Murena kit 142, Murena S et la carrière en rallycross de Jean-Pierre Beltoise

Matra Bagheera · 1973–1980 · 3 min de lecture · extraite le 12 sept. 2026

Le kit 142, une solution bâtarde imposée par les réticences de PSA

Consciente que la Murena manque de caractère sportif affirmé malgré ses qualités routières (voir La Murena (1980), remplaçante de la Bagheera et premier châssis galvanisé de série), Matra souhaite muscler sa version 2,2 litres. Les réticences de PSA, alors actionnaire du réseau de distribution Talbot, empêchent toutefois le développement d'une version de série pleinement aboutie : la solution de compromis retenue est un kit de préparation, commercialisé à partir de juillet 1982 sous le nom de « kit 142 » (en référence à sa puissance obtenue, 142 ch contre 118 ch de série, soit un gain de 24 ch). Installé par les concessionnaires Talbot pour un coût de 19 500 francs, ce kit comprend un arbre à cames plus pointu, un allumeur différent, un nouveau collecteur d'admission à quatre conduits et deux carburateurs Solex double-corps horizontaux en lieu et place de l'alimentation d'origine. Ainsi équipée, la 2,2 litres franchit le cap symbolique des 200 km/h. Le succès commercial de cette formule reste toutefois limité : une centaine de kits seulement seront montés.

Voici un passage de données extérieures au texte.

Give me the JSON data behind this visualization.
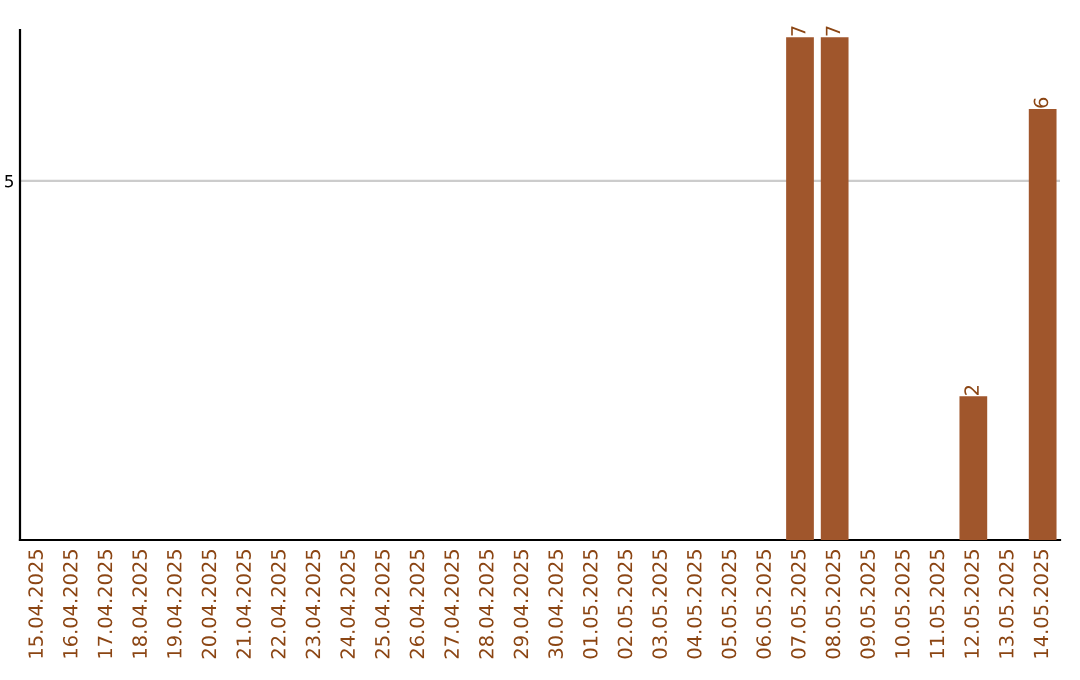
{
  "chart_data": {
    "type": "bar",
    "categories": [
      "15.04.2025",
      "16.04.2025",
      "17.04.2025",
      "18.04.2025",
      "19.04.2025",
      "20.04.2025",
      "21.04.2025",
      "22.04.2025",
      "23.04.2025",
      "24.04.2025",
      "25.04.2025",
      "26.04.2025",
      "27.04.2025",
      "28.04.2025",
      "29.04.2025",
      "30.04.2025",
      "01.05.2025",
      "02.05.2025",
      "03.05.2025",
      "04.05.2025",
      "05.05.2025",
      "06.05.2025",
      "07.05.2025",
      "08.05.2025",
      "09.05.2025",
      "10.05.2025",
      "11.05.2025",
      "12.05.2025",
      "13.05.2025",
      "14.05.2025"
    ],
    "values": [
      null,
      null,
      null,
      null,
      null,
      null,
      null,
      null,
      null,
      null,
      null,
      null,
      null,
      null,
      null,
      null,
      null,
      null,
      null,
      null,
      null,
      null,
      7,
      7,
      null,
      null,
      null,
      2,
      null,
      6
    ],
    "color": "#a0562c",
    "ylim": [
      0,
      7.1
    ],
    "yticks": [
      5
    ],
    "grid": "y",
    "data_labels": true
  }
}
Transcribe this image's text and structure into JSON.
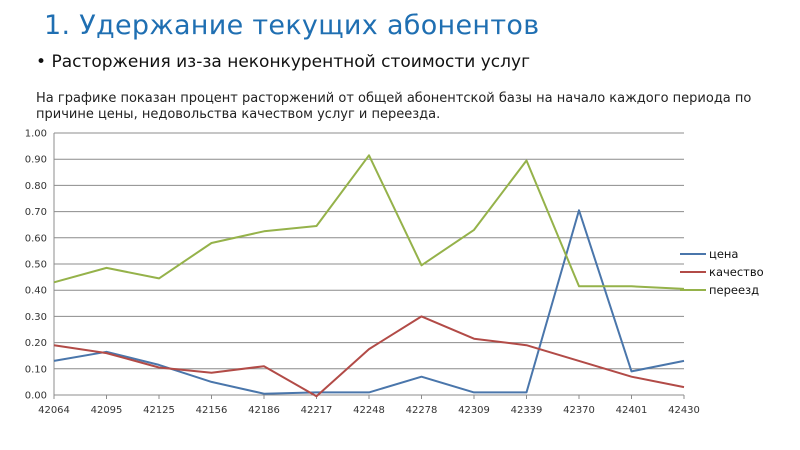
{
  "slide": {
    "title": "1. Удержание текущих абонентов",
    "bullet_marker": "•",
    "bullet_text": "Расторжения из-за неконкурентной стоимости услуг",
    "description": "На графике показан процент расторжений от общей абонентской базы на начало каждого периода по причине цены, недовольства качеством услуг и переезда."
  },
  "chart_data": {
    "type": "line",
    "title": "",
    "xlabel": "",
    "ylabel": "",
    "ylim": [
      0,
      1
    ],
    "grid": true,
    "legend_position": "right",
    "categories": [
      "42064",
      "42095",
      "42125",
      "42156",
      "42186",
      "42217",
      "42248",
      "42278",
      "42309",
      "42339",
      "42370",
      "42401",
      "42430"
    ],
    "y_ticks": [
      "0.00",
      "0.10",
      "0.20",
      "0.30",
      "0.40",
      "0.50",
      "0.60",
      "0.70",
      "0.80",
      "0.90",
      "1.00"
    ],
    "series": [
      {
        "name": "цена",
        "color": "#4a76ab",
        "values": [
          0.13,
          0.165,
          0.115,
          0.05,
          0.005,
          0.01,
          0.01,
          0.07,
          0.01,
          0.01,
          0.705,
          0.09,
          0.13
        ]
      },
      {
        "name": "качество",
        "color": "#b24b47",
        "values": [
          0.19,
          0.16,
          0.105,
          0.085,
          0.11,
          -0.005,
          0.175,
          0.3,
          0.215,
          0.19,
          0.13,
          0.07,
          0.03
        ]
      },
      {
        "name": "переезд",
        "color": "#95b24a",
        "values": [
          0.43,
          0.485,
          0.445,
          0.58,
          0.625,
          0.645,
          0.915,
          0.495,
          0.63,
          0.895,
          0.415,
          0.415,
          0.405
        ]
      }
    ]
  }
}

La Murena S, la version d'usine tant attendue

Face aux amateurs déplorant l'absence d'une version de série équivalente, Matra lance, environ un an plus tard, la Murena S : une 2,2 litres kitée directement en usine, sans passer par l'installation après-vente. Avec cette version, Matra dispose enfin d'un coupé sportif français performant, dont les chiffres de performance sont jugés comparables à ceux de la Porsche 944 (163 ch) — aux côtés de l'Alpine A310 V6, plus pointue, la Murena S représente alors l'un des seuls vrais coupés sportifs français du début des années 1980. Las, la voiture arrive tardivement dans la carrière commerciale du modèle : seuls 480 exemplaires seront construits entre avril et juillet 1983, quelques semaines avant l'arrêt total de la production.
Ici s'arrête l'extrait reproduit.